# p and p charity shoot breaking news



## CLASSICHUNTER (May 20, 2005)

ok first a special hats off to the helpers of the event... hope I don`t miss any one... Nance , Corey Megan Cheryl and Cheryl Kent and course guys who did a great job messing with people`s heads mike Wilson and Steve Burles and good friend Grant Millar.. and a hats off to all of the sponsors again.. great door prizes... 5 bows this year... 50/50 draw Paul St Denis took home 500 dollars... ..THE BIG NEWS IS A ONE YEAR SEBATICAL ..NO TOURNY NEXT YEAR.. we have a family event and I need a rest as well.... hoping some clubs will pick it up and put some effort to have a stellar event as well... we had 150 shooters over the weekend.. The shoot down went smoothly as well and was a crowd pleaser ... hope to see you all around be safe. and healthy .. kudos to all that attended over the years ...


----------



## crazymoose (May 17, 2005)

Thanks for the update Ted.
Enjoy a well earned rest as you deserve it. 
Have a great summer everyone and we'll see you all in the future.


----------



## Bigjono (Apr 21, 2009)

A well earned rest Ted. Hailee, sounds like you're nominated to run a shoot next year


----------



## Refteck (Jun 26, 2011)

Great Job Ted!! Best shoot I've ever been to!


----------



## bearcave (Apr 18, 2011)

Great shoot Ted, it was my first time there but definitely not my last. Thank you for all of the hard work and dedication, I know what goes into a regular shoot, I can't imagine the amount of work it took to pull this off. Best shoot I've ever been to and the most fun I've had in years. Think you can do something about those DEER FRIES for the next one???


----------



## postman99 (May 9, 2008)

Excellent job everyone involved especially Ted. 2 years away we will be there for sure you can count on that my friends.


----------



## schnarrfuss (Mar 31, 2011)

Damn, I was hoping to go next year!


----------



## JDoupe (Dec 9, 2006)

Nationals are held on the same week end and they are being held in Ontario next year.

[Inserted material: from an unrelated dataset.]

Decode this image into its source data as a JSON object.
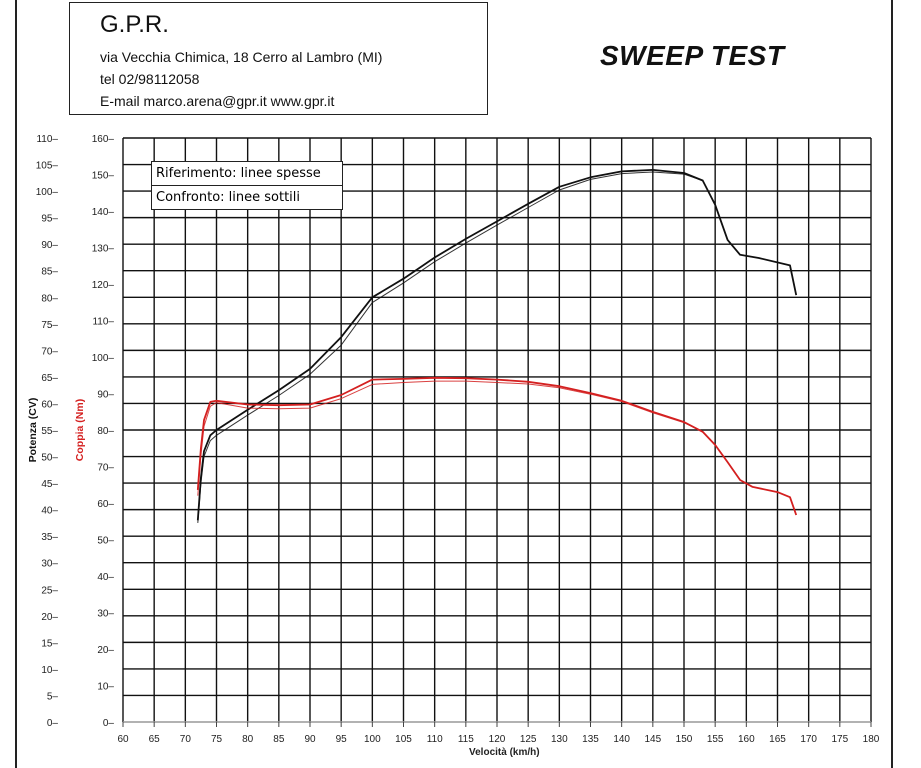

Might be a perfect year for the P&P to have a year off. More shooters for the Nationals......should work out perfect!!!!


----------



## CLASSICHUNTER (May 20, 2005)

between the nationals and pand p where would most go ...150 shooters at pandp.. jd how many where at the nationals just wondering...not putting it down ..who is hosting club as well... we need a good shoot to replace a good weekend like p and p ... hopefully.. they can do a good job.. did I read right dinner was 25 dollars at nationals


----------